The HPV vaccine prevents cancer in men, too. Why do so few people get it?

You’d think if there were a vaccine that would prevent tens of thousands of cases of cancer a year, people would want it for themselves and for their kids.

But new data being released Thursday ahead of the annual meeting of the American Society of Clinical Oncology show that just isn’t the case.

The data showed that the vaccine reduced the risk of HPV-related cancers by 56% in men and 36% in women — numbers that actually probably understate the efficacy of the vaccine because participants in this observational study likely got the vaccine too late to prevent all HPV infections. The data were analyzed by researchers led by Jefferson DeKloe, a research fellow at Thomas Jefferson University.

That shouldn’t really be news. It’s been clear since the main HPV vaccine, Gardasil, was first introduced by Merck in 2006 that it decreases the risk of both human papillomavirus infection and the precancerous lesions it causes in the cervix.

But in 1999, a researcher named Maura Gillison found that the vaccine might have another benefit. She was one of the first to document that throat cancer in men, like cervical cancer in women, was likely caused by HPV, which is usually sexually transmitted.

Data were much slower to emerge about how well the vaccine worked at preventing throat cancer, but such cancers have turned out to be a big problem. The Centers for Disease Control and Prevention estimate that about 37,000 cancers are caused by HPV annually. Of these, 12,500 are oropharyngeal cancers in men and 10,500 are cancers of the cervix. More rarely, the virus causes cancers of the anus, penis, vagina, and vulva.

The data being presented at ASCO are based on the rates of HPV in a giant database of electronic health records from 90 million patients collected by TriNetX, a private company in the business of using such data to conduct observational studies. The researchers were able to compare roughly 1.7 million patients vaccinated for HPV with roughly the same number of age-matched control patients with no prior HPV vaccination. A total of 56% were female, 53% were white, 21% were Black/African American, with a mix of people of other backgrounds represented.

There are problems with this setup that actually make it tougher for the vaccine. For instance, some patients who had cervical lesions were known to get the vaccine after the lesions had shown up, and people might be getting the vaccine after they had already been infected with HPV, which takes many, many years to cause cancer. It’s also possible that some people who were included in the control group somehow got the vaccine and it wasn’t recorded, which would make the vaccine appear less effective.

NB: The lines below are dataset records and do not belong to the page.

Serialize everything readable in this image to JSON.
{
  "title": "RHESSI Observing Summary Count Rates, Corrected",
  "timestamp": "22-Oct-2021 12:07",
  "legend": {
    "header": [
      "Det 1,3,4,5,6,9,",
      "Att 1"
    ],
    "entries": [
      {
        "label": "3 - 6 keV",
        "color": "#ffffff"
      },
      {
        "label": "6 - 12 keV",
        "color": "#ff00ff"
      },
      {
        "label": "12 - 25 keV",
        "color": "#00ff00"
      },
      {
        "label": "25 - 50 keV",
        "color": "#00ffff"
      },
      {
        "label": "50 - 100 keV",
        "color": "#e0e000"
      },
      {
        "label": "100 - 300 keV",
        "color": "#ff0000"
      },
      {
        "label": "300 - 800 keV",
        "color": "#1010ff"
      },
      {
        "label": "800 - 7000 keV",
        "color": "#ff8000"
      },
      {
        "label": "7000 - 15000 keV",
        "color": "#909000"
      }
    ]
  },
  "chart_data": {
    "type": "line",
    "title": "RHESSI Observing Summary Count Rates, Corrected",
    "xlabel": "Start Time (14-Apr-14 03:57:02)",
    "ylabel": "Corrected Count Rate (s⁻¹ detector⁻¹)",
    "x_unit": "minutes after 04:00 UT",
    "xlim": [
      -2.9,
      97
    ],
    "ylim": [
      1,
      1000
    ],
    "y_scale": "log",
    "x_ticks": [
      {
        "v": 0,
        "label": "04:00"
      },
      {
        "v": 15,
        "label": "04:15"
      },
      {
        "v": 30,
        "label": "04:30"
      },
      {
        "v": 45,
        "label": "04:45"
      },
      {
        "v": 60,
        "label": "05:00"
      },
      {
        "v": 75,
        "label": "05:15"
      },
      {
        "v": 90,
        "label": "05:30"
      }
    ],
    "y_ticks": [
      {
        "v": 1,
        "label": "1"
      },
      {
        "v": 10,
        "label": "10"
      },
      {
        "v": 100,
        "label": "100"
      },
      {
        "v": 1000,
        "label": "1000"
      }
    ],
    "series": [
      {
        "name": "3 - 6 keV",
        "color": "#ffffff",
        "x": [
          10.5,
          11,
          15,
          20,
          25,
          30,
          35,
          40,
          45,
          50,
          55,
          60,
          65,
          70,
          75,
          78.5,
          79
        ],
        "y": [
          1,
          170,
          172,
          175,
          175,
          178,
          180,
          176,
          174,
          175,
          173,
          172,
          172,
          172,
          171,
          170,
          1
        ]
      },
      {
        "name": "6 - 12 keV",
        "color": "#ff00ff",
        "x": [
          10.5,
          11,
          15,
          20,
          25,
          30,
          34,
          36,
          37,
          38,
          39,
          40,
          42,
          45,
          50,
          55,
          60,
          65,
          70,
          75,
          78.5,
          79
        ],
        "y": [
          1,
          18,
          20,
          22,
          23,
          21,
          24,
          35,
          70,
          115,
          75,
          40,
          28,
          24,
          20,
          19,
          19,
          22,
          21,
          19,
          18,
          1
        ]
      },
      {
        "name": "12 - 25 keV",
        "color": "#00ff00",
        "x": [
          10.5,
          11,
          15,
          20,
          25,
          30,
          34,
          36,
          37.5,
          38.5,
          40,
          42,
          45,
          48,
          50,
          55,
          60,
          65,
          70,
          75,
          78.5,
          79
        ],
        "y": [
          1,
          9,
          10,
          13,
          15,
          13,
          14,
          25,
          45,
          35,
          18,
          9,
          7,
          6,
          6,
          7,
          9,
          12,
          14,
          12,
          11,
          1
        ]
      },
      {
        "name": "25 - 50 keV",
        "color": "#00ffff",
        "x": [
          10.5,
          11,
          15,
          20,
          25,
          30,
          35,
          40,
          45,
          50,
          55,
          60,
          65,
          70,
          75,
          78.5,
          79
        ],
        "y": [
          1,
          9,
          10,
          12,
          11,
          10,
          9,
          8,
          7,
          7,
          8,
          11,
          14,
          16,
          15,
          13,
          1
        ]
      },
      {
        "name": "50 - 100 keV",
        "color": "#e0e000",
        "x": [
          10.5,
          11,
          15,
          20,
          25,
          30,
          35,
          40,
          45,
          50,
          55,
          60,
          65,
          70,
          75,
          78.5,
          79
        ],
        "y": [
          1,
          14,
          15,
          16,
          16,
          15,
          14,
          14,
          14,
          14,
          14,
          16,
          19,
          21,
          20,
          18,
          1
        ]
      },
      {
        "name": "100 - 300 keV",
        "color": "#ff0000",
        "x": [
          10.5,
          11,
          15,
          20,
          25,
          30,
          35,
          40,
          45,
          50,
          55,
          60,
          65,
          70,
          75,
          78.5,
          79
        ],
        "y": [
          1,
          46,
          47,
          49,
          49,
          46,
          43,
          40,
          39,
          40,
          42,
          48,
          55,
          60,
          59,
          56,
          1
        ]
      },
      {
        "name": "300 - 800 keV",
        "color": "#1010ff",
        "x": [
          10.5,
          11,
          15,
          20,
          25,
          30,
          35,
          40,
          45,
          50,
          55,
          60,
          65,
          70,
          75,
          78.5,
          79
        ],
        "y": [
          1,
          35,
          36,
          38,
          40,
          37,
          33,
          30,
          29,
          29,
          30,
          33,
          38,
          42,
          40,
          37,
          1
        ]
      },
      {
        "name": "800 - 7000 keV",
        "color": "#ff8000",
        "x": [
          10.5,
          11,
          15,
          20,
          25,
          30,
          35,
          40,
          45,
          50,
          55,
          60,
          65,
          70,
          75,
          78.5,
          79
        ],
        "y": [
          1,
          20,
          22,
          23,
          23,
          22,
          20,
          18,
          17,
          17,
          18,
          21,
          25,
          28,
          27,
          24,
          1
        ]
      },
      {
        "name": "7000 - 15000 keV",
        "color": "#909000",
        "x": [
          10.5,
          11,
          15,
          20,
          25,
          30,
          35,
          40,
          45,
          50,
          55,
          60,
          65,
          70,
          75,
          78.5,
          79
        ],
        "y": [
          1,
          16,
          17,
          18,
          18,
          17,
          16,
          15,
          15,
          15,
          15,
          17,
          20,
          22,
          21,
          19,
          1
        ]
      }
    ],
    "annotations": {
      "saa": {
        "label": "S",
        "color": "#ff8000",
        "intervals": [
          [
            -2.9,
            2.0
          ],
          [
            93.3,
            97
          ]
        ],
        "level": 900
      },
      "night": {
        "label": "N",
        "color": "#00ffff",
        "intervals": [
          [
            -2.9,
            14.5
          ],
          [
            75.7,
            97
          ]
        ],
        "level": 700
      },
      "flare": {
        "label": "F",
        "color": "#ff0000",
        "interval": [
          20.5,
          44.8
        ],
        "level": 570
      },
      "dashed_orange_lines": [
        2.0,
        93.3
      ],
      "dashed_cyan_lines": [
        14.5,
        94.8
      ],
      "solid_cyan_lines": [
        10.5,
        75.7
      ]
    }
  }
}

Still, the results were dramatic. Vaccinated males had 3.4 cases of HPV-linked cancer per 100,000 patients compared to 7.5 per 100,000 unvaccinated patients. Vaccinated females had 11.5 cases per 100,000 patients compared to 15.8 per 100,000 unvaccinated patients.

We know from other studies that the vaccine can be far more effective than that when given when women are young. A recent study in Scotland found that no cases of cervical cancer were found in women who were vaccinated before they were 14 years old.

But another study being presented at ASCO found that rates of HPV vaccination in adolescents and young adults in the U.S. improved from 7.8% to 36.4% of males and from 37.7% to 49.4% of females between 2011 and March 2020 — meaning most people are still not being vaccinated.

There are many reasons for this, including the rising wave of vaccine skepticism and hesitancy that was present in the U.S. even before the Covid-19 pandemic. But it’s a shame.

Merck did its fair share of inadvisable political jockeying when it came to launching Gardasil, and it has certainly reaped profits from selling the vaccine; sales grew 29% to $8.9 billion last year. But the story of the vaccine was also the story of a researcher, Kathrin Jansen, who pushed the vaccine through despite internal skepticism at the drugmaker. She’d later run Pfizer’s vaccine effort during the pandemic.

There is not really any debate, at this point, that this vaccine would prevent tens of thousands of cases of cancer a year if it were used more widely. It’s a miraculous product, and we should be using it.